Um levantamento elaborado pelo Sinjusmat revelou que o Tribunal de Justiça de Mato Grosso efetuou o pagamento de R$ 28,4 milhões em valores extras a magistrados no fim de 2025, incluindo desembargadores afastados do cargo por suspeitas de corrupção investigadas pelo Conselho Nacional de Justiça.
De acordo com planilhas divulgadas pelo sindicato, 323 magistrados receberam bônus que variaram de cerca de R$ 1 mil a R$ 123,2 mil por pessoa. Entre os beneficiados estão os desembargadores Sebastião de Moraes Filho e João Ferreira Filho, ambos afastados por decisão do CNJ no âmbito da Operação Sisamnes, da Polícia Federal.
Sebastião de Moraes Filho recebeu R$ 54.284,96, mesmo estando afastado e aposentado compulsoriamente em novembro de 2025 ao completar 75 anos, conforme prevê a Constituição Federal. Já João Ferreira Filho, também afastado do exercício da função, recebeu R$ 54.184,54.
Investigação por venda de decisões
Os dois desembargadores foram afastados em agosto de 2024 após surgirem indícios de negociações ilícitas envolvendo decisões judiciais.

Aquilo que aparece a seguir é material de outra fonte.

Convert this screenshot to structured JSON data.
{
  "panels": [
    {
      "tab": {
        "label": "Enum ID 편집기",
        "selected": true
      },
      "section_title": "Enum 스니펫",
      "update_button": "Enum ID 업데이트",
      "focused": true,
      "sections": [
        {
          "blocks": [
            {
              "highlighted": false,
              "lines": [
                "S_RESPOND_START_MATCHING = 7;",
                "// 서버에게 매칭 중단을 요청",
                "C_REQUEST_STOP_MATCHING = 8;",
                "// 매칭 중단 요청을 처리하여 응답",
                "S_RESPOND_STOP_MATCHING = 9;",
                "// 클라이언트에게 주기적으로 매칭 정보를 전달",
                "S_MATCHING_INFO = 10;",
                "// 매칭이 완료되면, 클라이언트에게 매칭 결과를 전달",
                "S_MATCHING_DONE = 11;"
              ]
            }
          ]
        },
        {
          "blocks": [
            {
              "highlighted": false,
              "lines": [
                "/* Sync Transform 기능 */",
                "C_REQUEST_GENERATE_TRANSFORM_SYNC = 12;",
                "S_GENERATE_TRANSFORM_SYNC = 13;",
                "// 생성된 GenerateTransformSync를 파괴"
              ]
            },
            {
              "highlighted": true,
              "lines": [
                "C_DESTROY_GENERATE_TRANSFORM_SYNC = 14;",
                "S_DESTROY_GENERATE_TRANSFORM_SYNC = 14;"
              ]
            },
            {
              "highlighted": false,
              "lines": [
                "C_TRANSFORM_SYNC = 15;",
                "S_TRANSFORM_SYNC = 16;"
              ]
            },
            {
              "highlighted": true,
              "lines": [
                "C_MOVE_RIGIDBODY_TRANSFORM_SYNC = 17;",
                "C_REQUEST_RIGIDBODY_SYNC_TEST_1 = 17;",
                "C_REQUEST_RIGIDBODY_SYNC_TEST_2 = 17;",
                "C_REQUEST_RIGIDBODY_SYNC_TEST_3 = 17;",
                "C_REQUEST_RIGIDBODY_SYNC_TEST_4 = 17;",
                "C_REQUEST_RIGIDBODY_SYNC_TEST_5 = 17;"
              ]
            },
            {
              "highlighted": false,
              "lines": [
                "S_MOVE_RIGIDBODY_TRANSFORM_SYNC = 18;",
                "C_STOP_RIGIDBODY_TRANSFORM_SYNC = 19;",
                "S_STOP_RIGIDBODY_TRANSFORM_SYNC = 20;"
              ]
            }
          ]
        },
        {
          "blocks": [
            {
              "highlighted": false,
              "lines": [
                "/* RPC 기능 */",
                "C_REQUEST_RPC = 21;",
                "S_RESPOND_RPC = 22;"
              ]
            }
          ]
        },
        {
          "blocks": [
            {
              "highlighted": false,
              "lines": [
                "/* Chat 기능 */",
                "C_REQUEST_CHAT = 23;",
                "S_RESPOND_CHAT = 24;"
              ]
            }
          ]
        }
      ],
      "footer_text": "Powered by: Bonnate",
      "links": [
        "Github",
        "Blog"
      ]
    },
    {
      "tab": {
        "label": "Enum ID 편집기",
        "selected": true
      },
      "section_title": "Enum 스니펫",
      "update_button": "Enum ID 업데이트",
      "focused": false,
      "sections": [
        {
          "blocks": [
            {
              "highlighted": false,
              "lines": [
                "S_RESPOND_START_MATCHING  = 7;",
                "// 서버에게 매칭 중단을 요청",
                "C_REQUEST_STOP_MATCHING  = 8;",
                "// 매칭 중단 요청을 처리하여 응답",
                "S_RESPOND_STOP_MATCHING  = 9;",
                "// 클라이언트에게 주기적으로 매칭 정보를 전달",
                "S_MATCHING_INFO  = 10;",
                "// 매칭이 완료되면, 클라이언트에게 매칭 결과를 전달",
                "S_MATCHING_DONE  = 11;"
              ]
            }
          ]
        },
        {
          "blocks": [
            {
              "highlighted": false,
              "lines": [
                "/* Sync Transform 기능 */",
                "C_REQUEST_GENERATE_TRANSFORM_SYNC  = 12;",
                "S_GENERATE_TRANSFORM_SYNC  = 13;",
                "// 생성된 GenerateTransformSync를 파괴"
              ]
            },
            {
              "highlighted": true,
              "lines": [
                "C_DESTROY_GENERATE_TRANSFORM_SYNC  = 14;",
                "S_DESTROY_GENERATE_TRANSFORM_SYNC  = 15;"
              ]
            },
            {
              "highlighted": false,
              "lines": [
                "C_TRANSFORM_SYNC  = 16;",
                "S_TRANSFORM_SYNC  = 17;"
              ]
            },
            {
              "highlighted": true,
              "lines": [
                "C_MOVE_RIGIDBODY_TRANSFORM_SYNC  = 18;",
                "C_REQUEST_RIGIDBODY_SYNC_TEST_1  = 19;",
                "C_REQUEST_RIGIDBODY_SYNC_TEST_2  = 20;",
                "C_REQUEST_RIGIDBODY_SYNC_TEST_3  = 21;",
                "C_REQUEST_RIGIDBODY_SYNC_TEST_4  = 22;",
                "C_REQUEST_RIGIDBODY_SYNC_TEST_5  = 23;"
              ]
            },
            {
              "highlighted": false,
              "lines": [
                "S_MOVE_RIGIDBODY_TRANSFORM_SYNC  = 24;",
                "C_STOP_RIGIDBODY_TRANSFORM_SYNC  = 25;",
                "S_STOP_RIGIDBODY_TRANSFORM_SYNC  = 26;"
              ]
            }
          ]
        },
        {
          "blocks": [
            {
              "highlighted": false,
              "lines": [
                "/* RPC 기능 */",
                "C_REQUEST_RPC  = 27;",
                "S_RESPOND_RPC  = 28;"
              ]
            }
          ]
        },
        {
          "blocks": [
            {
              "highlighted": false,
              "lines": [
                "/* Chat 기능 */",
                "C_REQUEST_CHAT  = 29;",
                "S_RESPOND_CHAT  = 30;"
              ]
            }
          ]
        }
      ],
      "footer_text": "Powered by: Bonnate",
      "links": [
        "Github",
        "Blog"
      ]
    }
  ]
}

As investigações da Polícia Federal apontaram elementos extraídos do celular do advogado Roberto Zampieri, assassinado em dezembro de 2023, em Cuiabá.
Segundo a apuração, há registros de conversas comprometedoras, movimentações financeiras suspeitas, além da apreensão de bens de alto valor, como um relógio de luxo avaliado em mais de R$ 300 mil e uma barra de ouro de 440 gramas. Os indícios levaram à abertura de Processo Administrativo Disciplinar no CNJ e ação penal no Superior Tribunal de Justiça.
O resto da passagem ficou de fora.